Wow, denied but done anyway!
Here's an interesting article from The Washington Post Here is a little taste for you.The Bush administration requested, and Congress rejected, war-making authority "in the United States" in negotiations over the joint resolution passed days after the terrorist attacks of Sept. 11, 2001, according to an opinion article by former Senate majority leader Thomas A. Daschle (D-S.D.) in today's Washington Post.
So, his request for war powers inside the United States was flat out rejected by Congress. That's quite understandable as the military is not a domestic police force. What I want to know is given that, how can he say that his justification for the warrantless wire taps is the Authorization for the Use of Military Force? Doesn't this realization make him saying that nothing but bold face lying?
The Justice Departmans is weighing in on the subject as well and sent a letter to Congress. The following can be found in that article as well.
The Justice Department acknowledged yesterday, in a letter to Congress, that the president's October 2001 eavesdropping order did not comply with "the 'procedures' of" the law that has regulated domestic espionage since 1978. The Foreign Intelligence Surveillance Act, or FISA, established a secret intelligence court and made it a criminal offense to conduct electronic surveillance without a warrant from that court, "except as authorized by statute."
There is a big...I mean huge BUT to this. In the same letter, Assistant Attorney General William Moschella said the following.
Yesterday's letter, signed by Assistant Attorney General William Moschella, asserted that Congress implicitly created an exception to FISA's warrant requirement by authorizing President Bush to use military force in response to the destruction of the World Trade Center and a wing of the Pentagon.
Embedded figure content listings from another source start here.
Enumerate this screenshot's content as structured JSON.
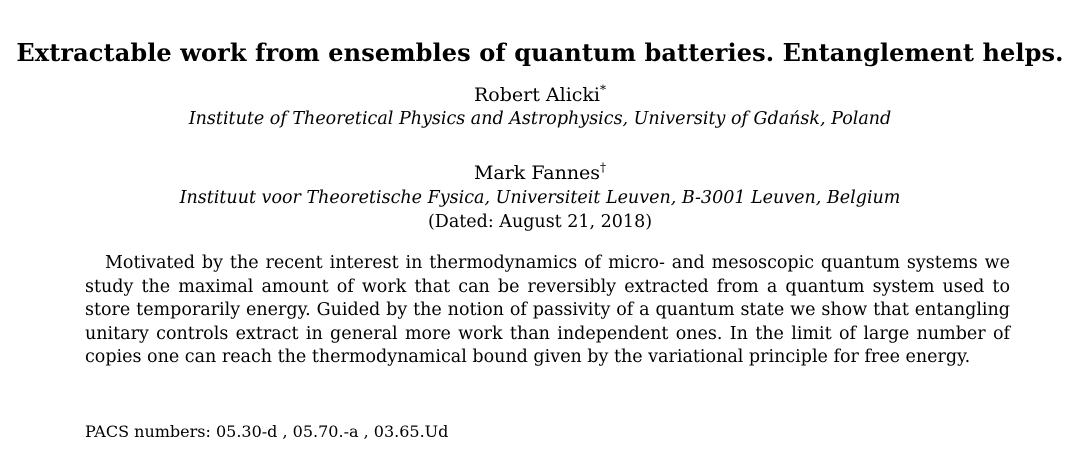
{
  "paper": {
    "title": "Extractable work from ensembles of quantum batteries. Entanglement helps.",
    "authors": [
      {
        "name": "Robert Alicki",
        "mark": "*",
        "affiliation": "Institute of Theoretical Physics and Astrophysics, University of Gdańsk, Poland"
      },
      {
        "name": "Mark Fannes",
        "mark": "†",
        "affiliation": "Instituut voor Theoretische Fysica, Universiteit Leuven, B-3001 Leuven, Belgium"
      }
    ],
    "dated": "(Dated: August 21, 2018)",
    "abstract": "Motivated by the recent interest in thermodynamics of micro- and mesoscopic quantum systems we study the maximal amount of work that can be reversibly extracted from a quantum system used to store temporarily energy. Guided by the notion of passivity of a quantum state we show that entangling unitary controls extract in general more work than independent ones. In the limit of large number of copies one can reach the thermodynamical bound given by the variational principle for free energy.",
    "pacs": "PACS numbers: 05.30-d , 05.70.-a , 03.65.Ud"
  }
}
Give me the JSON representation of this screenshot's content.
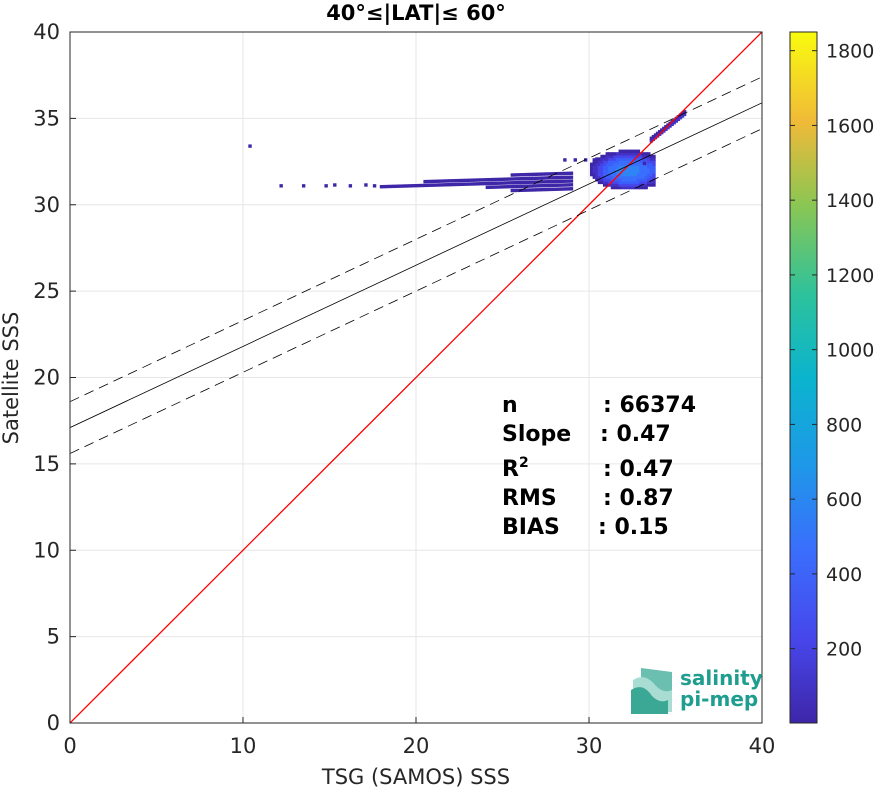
{
  "chart_data": {
    "type": "heatmap",
    "title": "40°≤|LAT|≤ 60°",
    "xlabel": "TSG (SAMOS) SSS",
    "ylabel": "Satellite SSS",
    "xlim": [
      0,
      40
    ],
    "ylim": [
      0,
      40
    ],
    "x_ticks": [
      "0",
      "10",
      "20",
      "30",
      "40"
    ],
    "y_ticks": [
      "0",
      "5",
      "10",
      "15",
      "20",
      "25",
      "30",
      "35",
      "40"
    ],
    "grid": true,
    "colorbar": {
      "min": 1,
      "max": 1850,
      "ticks": [
        "200",
        "400",
        "600",
        "800",
        "1000",
        "1200",
        "1400",
        "1600",
        "1800"
      ],
      "colormap": "parula"
    },
    "identity_line": {
      "from": [
        0,
        0
      ],
      "to": [
        40,
        40
      ],
      "color": "#ff0000"
    },
    "regression_line": {
      "intercept": 17.1,
      "slope": 0.47,
      "color": "#000000"
    },
    "confidence_band_offset": 1.5,
    "density_region": {
      "x_range": [
        12,
        36
      ],
      "y_range": [
        30.5,
        35.5
      ]
    },
    "stats": [
      {
        "label": "n",
        "value": ": 66374"
      },
      {
        "label": "Slope",
        "value": ": 0.47"
      },
      {
        "label": "R",
        "sup": "2",
        "value": ": 0.47"
      },
      {
        "label": "RMS",
        "value": ": 0.87"
      },
      {
        "label": "BIAS",
        "value": ": 0.15"
      }
    ],
    "logo": {
      "line1": "salinity",
      "line2": "pi-mep"
    }
  }
}
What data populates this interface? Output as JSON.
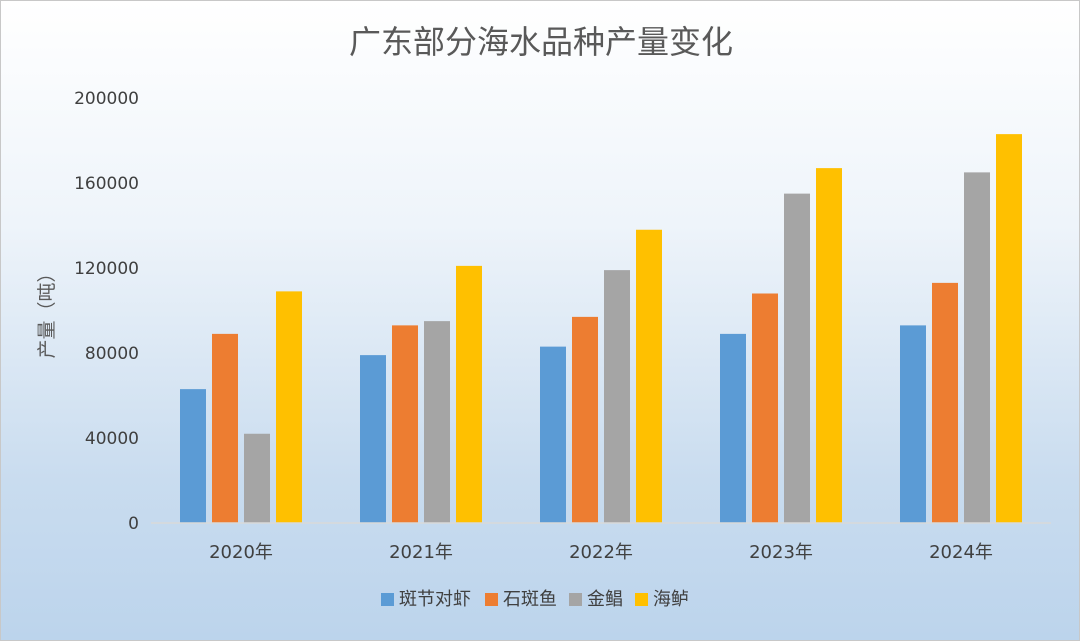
{
  "chart_data": {
    "type": "bar",
    "title": "广东部分海水品种产量变化",
    "ylabel": "产量（吨）",
    "xlabel": "",
    "ylim": [
      0,
      200000
    ],
    "yticks": [
      "0",
      "40000",
      "80000",
      "120000",
      "160000",
      "200000"
    ],
    "ytick_values": [
      0,
      40000,
      80000,
      120000,
      160000,
      200000
    ],
    "categories": [
      "2020年",
      "2021年",
      "2022年",
      "2023年",
      "2024年"
    ],
    "series": [
      {
        "name": "斑节对虾",
        "color": "#5b9bd5",
        "values": [
          63000,
          79000,
          83000,
          89000,
          93000
        ]
      },
      {
        "name": "石斑鱼",
        "color": "#ed7d31",
        "values": [
          89000,
          93000,
          97000,
          108000,
          113000
        ]
      },
      {
        "name": "金鲳",
        "color": "#a5a5a5",
        "values": [
          42000,
          95000,
          119000,
          155000,
          165000
        ]
      },
      {
        "name": "海鲈",
        "color": "#ffc000",
        "values": [
          109000,
          121000,
          138000,
          167000,
          183000
        ]
      }
    ],
    "legend": "bottom",
    "grid": false
  }
}
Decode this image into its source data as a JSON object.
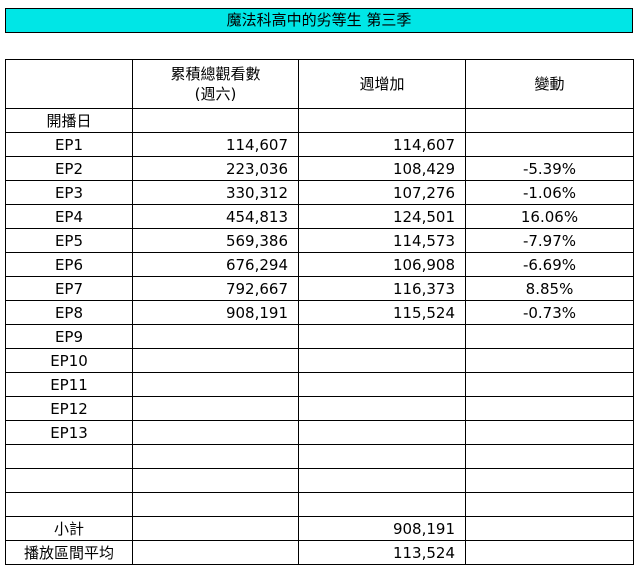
{
  "title": "魔法科高中的劣等生 第三季",
  "headers": {
    "col0": "",
    "col1_line1": "累積總觀看數",
    "col1_line2": "(週六)",
    "col2": "週增加",
    "col3": "變動"
  },
  "rows": [
    {
      "label": "開播日",
      "cumulative": "",
      "weekly": "",
      "change": ""
    },
    {
      "label": "EP1",
      "cumulative": "114,607",
      "weekly": "114,607",
      "change": ""
    },
    {
      "label": "EP2",
      "cumulative": "223,036",
      "weekly": "108,429",
      "change": "-5.39%"
    },
    {
      "label": "EP3",
      "cumulative": "330,312",
      "weekly": "107,276",
      "change": "-1.06%"
    },
    {
      "label": "EP4",
      "cumulative": "454,813",
      "weekly": "124,501",
      "change": "16.06%"
    },
    {
      "label": "EP5",
      "cumulative": "569,386",
      "weekly": "114,573",
      "change": "-7.97%"
    },
    {
      "label": "EP6",
      "cumulative": "676,294",
      "weekly": "106,908",
      "change": "-6.69%"
    },
    {
      "label": "EP7",
      "cumulative": "792,667",
      "weekly": "116,373",
      "change": "8.85%"
    },
    {
      "label": "EP8",
      "cumulative": "908,191",
      "weekly": "115,524",
      "change": "-0.73%"
    },
    {
      "label": "EP9",
      "cumulative": "",
      "weekly": "",
      "change": ""
    },
    {
      "label": "EP10",
      "cumulative": "",
      "weekly": "",
      "change": ""
    },
    {
      "label": "EP11",
      "cumulative": "",
      "weekly": "",
      "change": ""
    },
    {
      "label": "EP12",
      "cumulative": "",
      "weekly": "",
      "change": ""
    },
    {
      "label": "EP13",
      "cumulative": "",
      "weekly": "",
      "change": ""
    },
    {
      "label": "",
      "cumulative": "",
      "weekly": "",
      "change": ""
    },
    {
      "label": "",
      "cumulative": "",
      "weekly": "",
      "change": ""
    },
    {
      "label": "",
      "cumulative": "",
      "weekly": "",
      "change": ""
    },
    {
      "label": "小計",
      "cumulative": "",
      "weekly": "908,191",
      "change": ""
    },
    {
      "label": "播放區間平均",
      "cumulative": "",
      "weekly": "113,524",
      "change": ""
    }
  ],
  "colors": {
    "title_bg": "#00e6e6",
    "border": "#000000"
  }
}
The congressional resolution of Sept. 18, 2001, formally titled "Authorization for the Use of Military Force," made no reference to surveillance or to the president's intelligence-gathering powers, and the Bush administration made no public claim of new authority until news accounts disclosed the secret NSA operation.
But Moschella argued yesterday that espionage is "a fundamental incident to the use of military force" and that its absence from the resolution "cannot be read to exclude this long-recognized and essential authority to conduct communications intelligence targeted at the enemy." Such eavesdropping, he wrote, necessarily included conversations in which one party is in the United States.
Honestly, there is no suprise here. Do you really think someone who owes his job to President Bush would say something against him? Only once has a war been fought by the government against citizens of this great nation. It was called the Civil War. Granted, there are no armies moving against each other as the case was then, but still if Mr. Bush continues to use the Authorization for the Use of Military Force as his justification for the wiretapping, doesn't that essentially mean that he has declared war on American citizens whether they be guilty or innocent? I guess it's time to see how good the tap dance is for this one.